4.4. Simulation Results
Figure 2a,b presents a comparison of the training times for the weather and thermostat datasets, respectively. These figures clearly highlight that the proposed model significantly reduces the training time in comparison with the Federated Averaging and Clustered Fed-Avg. The reduction in training time becomes particularly noticeable starting from the second training round. This notable improvement is primarily due to the proposed model’s ability to cluster the edge devices and focus on training only the cluster heads’ data after the first round. By limiting the training to the most representative data from the cluster heads, the model avoids redundant processing, resulting in a more efficient training process.
Table 2 and
Table 3 depict the experimental outcomes assessing the performance of the proposed approach on weather and thermostat datasets, respectively. The results demonstrate that the proposed method achieves notable improvements over the baseline approaches. Specifically, it enhances the model’s ability to categorize data points with their respective labels. This improvement underscores the efficacy of the systematic strategies employed in the proposed methodology. Specifically, the utilization of previously aggregated parameters in the current round, combined with the grouping of edge devices by similar distributions for aggregation, significantly contributes to the improved results.
5. Conclusions
This study introduces an enhanced clustered federated learning approach by incorporating representative-based parameter sharing and utilizing previously stored aggregated parameters to optimize resources and improve performance. By strategically clustering edge devices based on their parameter and data distributions, the proposed method reduces the parameter transmissions from all member edge devices, thus minimizing communication and computational costs. The use of cluster heads that are selected based on resource availability, performance, and latency further enhances efficiency by allowing only the most capable devices to transmit updated parameters. Additionally, the weighted averaging of stored aggregated parameters with new values improves the model’s performance over time, with a bias towards more recent data. The results of the experimental evaluation are promising in terms of resource optimization and prediction performance.

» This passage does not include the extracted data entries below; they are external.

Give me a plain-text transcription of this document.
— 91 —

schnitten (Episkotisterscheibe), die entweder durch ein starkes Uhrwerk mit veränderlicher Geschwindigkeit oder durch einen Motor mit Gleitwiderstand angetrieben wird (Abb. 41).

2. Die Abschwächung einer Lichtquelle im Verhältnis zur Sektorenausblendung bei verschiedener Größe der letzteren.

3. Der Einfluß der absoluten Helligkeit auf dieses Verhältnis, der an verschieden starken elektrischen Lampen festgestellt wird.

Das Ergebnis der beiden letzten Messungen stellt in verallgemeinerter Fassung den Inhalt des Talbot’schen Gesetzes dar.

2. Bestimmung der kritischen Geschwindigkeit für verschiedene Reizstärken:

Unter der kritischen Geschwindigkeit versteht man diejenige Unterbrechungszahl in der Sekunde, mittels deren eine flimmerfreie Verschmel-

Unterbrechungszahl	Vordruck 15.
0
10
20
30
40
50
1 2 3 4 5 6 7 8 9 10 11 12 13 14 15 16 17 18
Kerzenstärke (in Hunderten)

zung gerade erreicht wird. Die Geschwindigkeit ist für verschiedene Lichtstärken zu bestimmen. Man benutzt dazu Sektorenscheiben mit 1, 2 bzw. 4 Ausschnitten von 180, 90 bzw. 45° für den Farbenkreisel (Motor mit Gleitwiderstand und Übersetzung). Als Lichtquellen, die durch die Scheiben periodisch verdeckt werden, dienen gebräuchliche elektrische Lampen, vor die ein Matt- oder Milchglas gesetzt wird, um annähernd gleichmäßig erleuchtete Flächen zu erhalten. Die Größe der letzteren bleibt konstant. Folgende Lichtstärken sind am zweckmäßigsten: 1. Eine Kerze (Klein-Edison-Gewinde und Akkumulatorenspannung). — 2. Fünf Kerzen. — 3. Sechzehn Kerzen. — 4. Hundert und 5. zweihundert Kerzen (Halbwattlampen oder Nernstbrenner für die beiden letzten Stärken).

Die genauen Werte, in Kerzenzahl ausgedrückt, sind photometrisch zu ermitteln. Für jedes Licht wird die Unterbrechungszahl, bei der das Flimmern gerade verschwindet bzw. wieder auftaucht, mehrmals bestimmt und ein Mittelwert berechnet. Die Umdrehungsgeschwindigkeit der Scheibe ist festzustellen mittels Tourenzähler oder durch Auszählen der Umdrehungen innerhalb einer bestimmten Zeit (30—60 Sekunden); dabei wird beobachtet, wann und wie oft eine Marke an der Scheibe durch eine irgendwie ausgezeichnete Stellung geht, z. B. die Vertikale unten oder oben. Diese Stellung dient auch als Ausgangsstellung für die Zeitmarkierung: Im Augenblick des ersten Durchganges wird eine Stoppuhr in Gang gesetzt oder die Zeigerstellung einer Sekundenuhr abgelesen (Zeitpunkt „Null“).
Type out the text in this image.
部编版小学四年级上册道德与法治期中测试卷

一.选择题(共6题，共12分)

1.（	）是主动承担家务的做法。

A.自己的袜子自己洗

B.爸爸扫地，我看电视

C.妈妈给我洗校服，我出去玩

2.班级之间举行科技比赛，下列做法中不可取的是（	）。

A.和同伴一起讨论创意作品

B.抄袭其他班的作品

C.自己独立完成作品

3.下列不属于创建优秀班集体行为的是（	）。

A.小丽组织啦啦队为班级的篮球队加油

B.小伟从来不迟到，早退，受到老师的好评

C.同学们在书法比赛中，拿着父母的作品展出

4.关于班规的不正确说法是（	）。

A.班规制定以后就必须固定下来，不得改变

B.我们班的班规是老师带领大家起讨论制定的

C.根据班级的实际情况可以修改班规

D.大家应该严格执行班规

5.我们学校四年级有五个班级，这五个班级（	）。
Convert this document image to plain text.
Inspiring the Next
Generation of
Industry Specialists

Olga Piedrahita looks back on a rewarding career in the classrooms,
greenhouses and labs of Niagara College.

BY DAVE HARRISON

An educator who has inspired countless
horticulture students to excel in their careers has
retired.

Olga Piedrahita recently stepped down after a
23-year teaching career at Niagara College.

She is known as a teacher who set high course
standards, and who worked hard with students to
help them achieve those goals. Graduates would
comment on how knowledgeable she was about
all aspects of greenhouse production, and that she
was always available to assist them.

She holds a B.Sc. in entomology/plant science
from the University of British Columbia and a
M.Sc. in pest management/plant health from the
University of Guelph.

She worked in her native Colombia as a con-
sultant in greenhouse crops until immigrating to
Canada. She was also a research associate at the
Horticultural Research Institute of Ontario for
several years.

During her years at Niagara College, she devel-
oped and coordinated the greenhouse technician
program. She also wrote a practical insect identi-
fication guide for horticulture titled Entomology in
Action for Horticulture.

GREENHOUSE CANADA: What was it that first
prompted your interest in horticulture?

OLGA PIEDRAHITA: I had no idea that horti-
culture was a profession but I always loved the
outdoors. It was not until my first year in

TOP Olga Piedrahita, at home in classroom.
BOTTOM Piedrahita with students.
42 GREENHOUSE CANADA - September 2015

In the proposed method, equal weights have been applied to the cluster head selection criteria; however, future work could delve into biased weight assignments based on the relative importance of the criteria for specific application scenarios. Due to resource limitations, the experiment was conducted using threading simulation and two subsets of TON-IoT datasets. Hence, future works could focus on securing additional resources to enable practical implementation and testing of the proposed method on more real-time datasets.